The Rice Terraces of the Philippine Cordilleras, often referred to as "stairways to Heaven", were included last year in the United Nations Educational Scientific and Cultural Organization (Unesco) World Heritage Lists cultural landscapes category.
The areas listed in this category are considered to be sites of significant global value that demonstrate the interaction of man and nature. Listed sites are officially protected by the World Heritage Convention which seeks to preserve significant sites of natural and cultural value. The convention is ratified by over 140 countries, including the Philippines.

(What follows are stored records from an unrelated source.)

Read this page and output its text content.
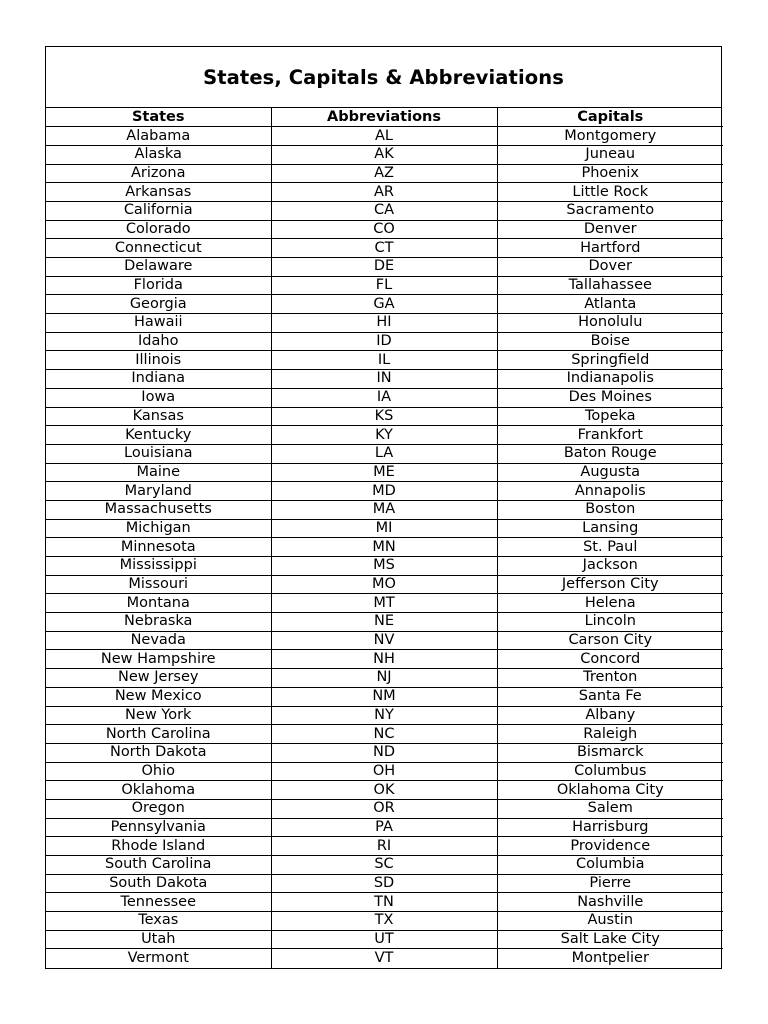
States, Capitals & Abbreviations
States	Abbreviations	Capitals
Alabama	AL	Montgomery
Alaska	AK	Juneau
Arizona	AZ	Phoenix
Arkansas	AR	Little Rock
California	CA	Sacramento
Colorado	CO	Denver
Connecticut	CT	Hartford
Delaware	DE	Dover
Florida	FL	Tallahassee
Georgia	GA	Atlanta
Hawaii	HI	Honolulu
Idaho	ID	Boise
Illinois	IL	Springfield
Indiana	IN	Indianapolis
Iowa	IA	Des Moines
Kansas	KS	Topeka
Kentucky	KY	Frankfort
Louisiana	LA	Baton Rouge
Maine	ME	Augusta
Maryland	MD	Annapolis
Massachusetts	MA	Boston
Michigan	MI	Lansing
Minnesota	MN	St. Paul
Mississippi	MS	Jackson
Missouri	MO	Jefferson City
Montana	MT	Helena
Nebraska	NE	Lincoln
Nevada	NV	Carson City
New Hampshire	NH	Concord
New Jersey	NJ	Trenton
New Mexico	NM	Santa Fe
New York	NY	Albany
North Carolina	NC	Raleigh
North Dakota	ND	Bismarck
Ohio	OH	Columbus
Oklahoma	OK	Oklahoma City
Oregon	OR	Salem
Pennsylvania	PA	Harrisburg
Rhode Island	RI	Providence
South Carolina	SC	Columbia
South Dakota	SD	Pierre
Tennessee	TN	Nashville
Texas	TX	Austin
Utah	UT	Salt Lake City
Vermont	VT	Montpelier
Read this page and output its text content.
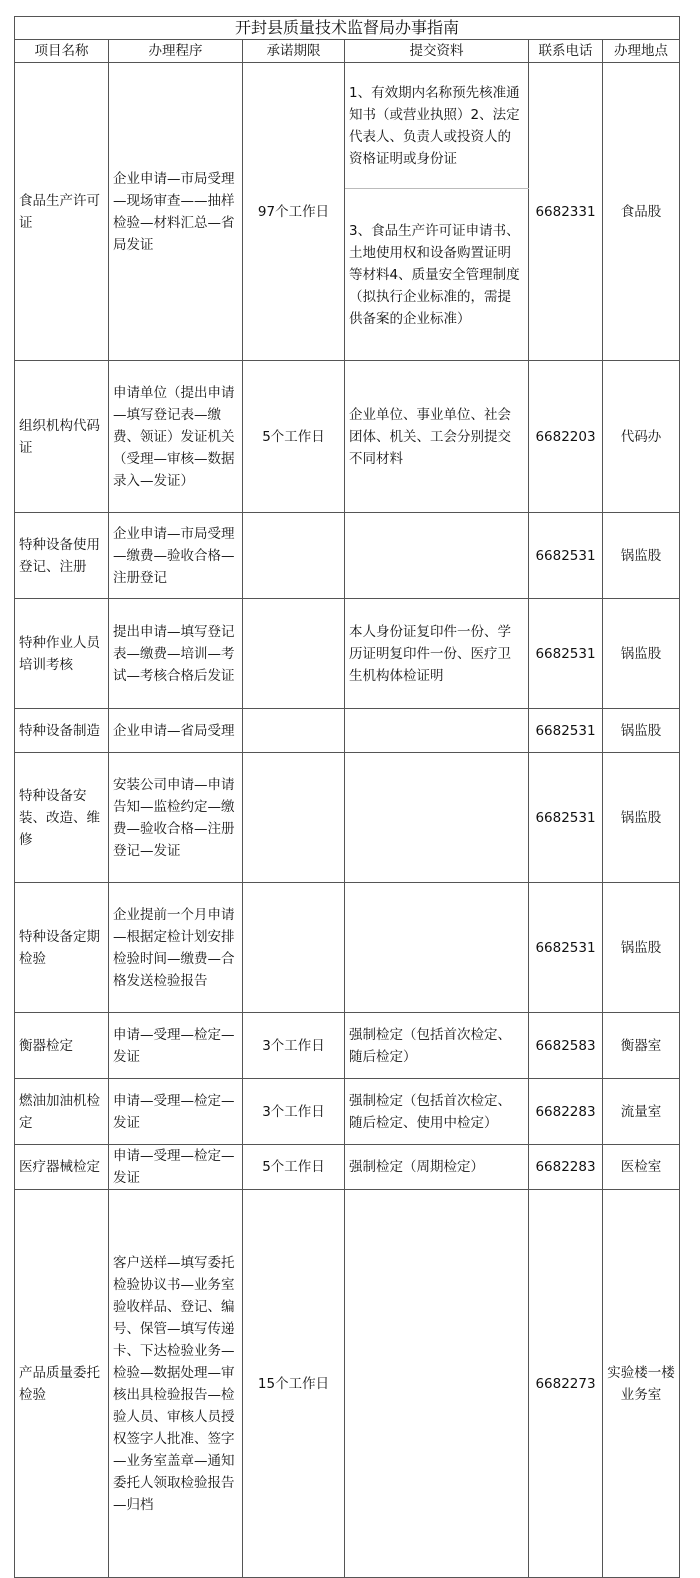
开封县质量技术监督局办事指南					
项目名称	办理程序	承诺期限	提交资料	联系电话	办理地点
食品生产许可证	企业申请—市局受理—现场审查——抽样检验—材料汇总—省局发证	97个工作日	1、有效期内名称预先核准通知书（或营业执照）2、法定代表人、负责人或投资人的资格证明或身份证	6682331	食品股
			3、食品生产许可证申请书、土地使用权和设备购置证明等材料4、质量安全管理制度（拟执行企业标准的，需提供备案的企业标准）		
组织机构代码证	申请单位（提出申请—填写登记表—缴费、领证）发证机关（受理—审核—数据录入—发证）	5个工作日	企业单位、事业单位、社会团体、机关、工会分别提交不同材料	6682203	代码办
特种设备使用登记、注册	企业申请—市局受理—缴费—验收合格—注册登记			6682531	锅监股
特种作业人员培训考核	提出申请—填写登记表—缴费—培训—考试—考核合格后发证		本人身份证复印件一份、学历证明复印件一份、医疗卫生机构体检证明	6682531	锅监股
特种设备制造	企业申请—省局受理			6682531	锅监股
特种设备安装、改造、维修	安装公司申请—申请告知—监检约定—缴费—验收合格—注册登记—发证			6682531	锅监股
特种设备定期检验	企业提前一个月申请—根据定检计划安排检验时间—缴费—合格发送检验报告			6682531	锅监股
衡器检定	申请—受理—检定—发证	3个工作日	强制检定（包括首次检定、随后检定）	6682583	衡器室
燃油加油机检定	申请—受理—检定—发证	3个工作日	强制检定（包括首次检定、随后检定、使用中检定）	6682283	流量室
医疗器械检定	申请—受理—检定—发证	5个工作日	强制检定（周期检定）	6682283	医检室
产品质量委托检验	客户送样—填写委托检验协议书—业务室验收样品、登记、编号、保管—填写传递卡、下达检验业务—检验—数据处理—审核出具检验报告—检验人员、审核人员授权签字人批准、签字—业务室盖章—通知委托人领取检验报告—归档	15个工作日		6682273	实验楼一楼业务室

The cultivation of highland rice varieties by mountain terracing is practiced throughout Asia, but the Cordillera terraces are said to be the most extensive and unique. They cover the highest mountain peaks of five provinces - Ifugao, Kalinga-Apayao, Benguet, Mountain Province, Abra - and are located even on the steepest slopes, sometimes slanting 70 degrees.

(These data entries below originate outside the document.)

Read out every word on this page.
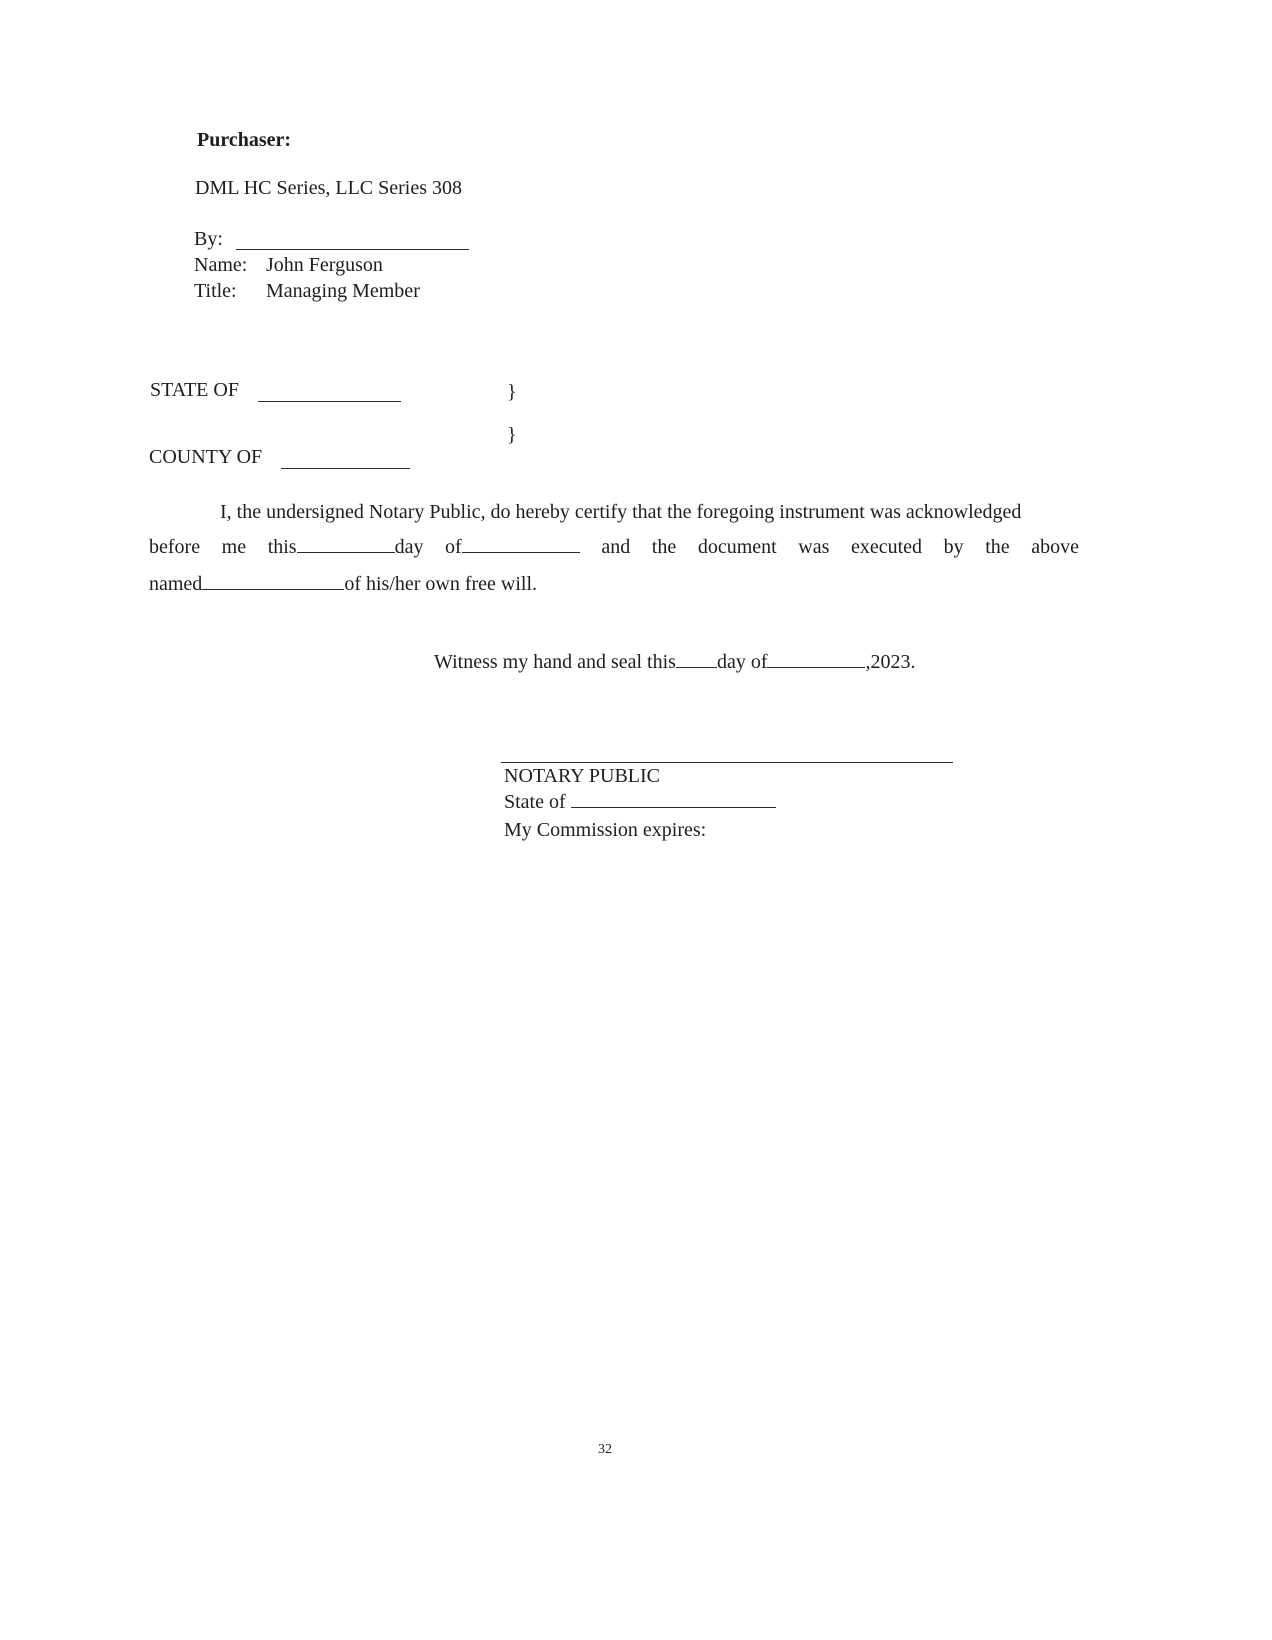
Purchaser:
DML HC Series, LLC Series 308
By:
Name: John Ferguson
Title: Managing Member
STATE OF	}
}
COUNTY OF
I, the undersigned Notary Public, do hereby certify that the foregoing instrument was acknowledged
before me this	day of	and the document was executed by the above
named	of his/her own free will.
Witness my hand and seal this day of	,2023.
NOTARY PUBLIC
State of
My Commission expires:
32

The original work of Igorot peoples more than 2,000 years ago, the terraces were designed and built using the most basic tools and technology. Yet they still survive to this day as living ecosystems based on the efficient and respectful collective use of the mountains water resources.
The rice terraces have survived as a "living" cultural landscape because the indigenous peoples have preserved and maintained their own cultural heritage a culture deeply rooted in the land and nature and creation. This is truly the special significance of the Cordillera.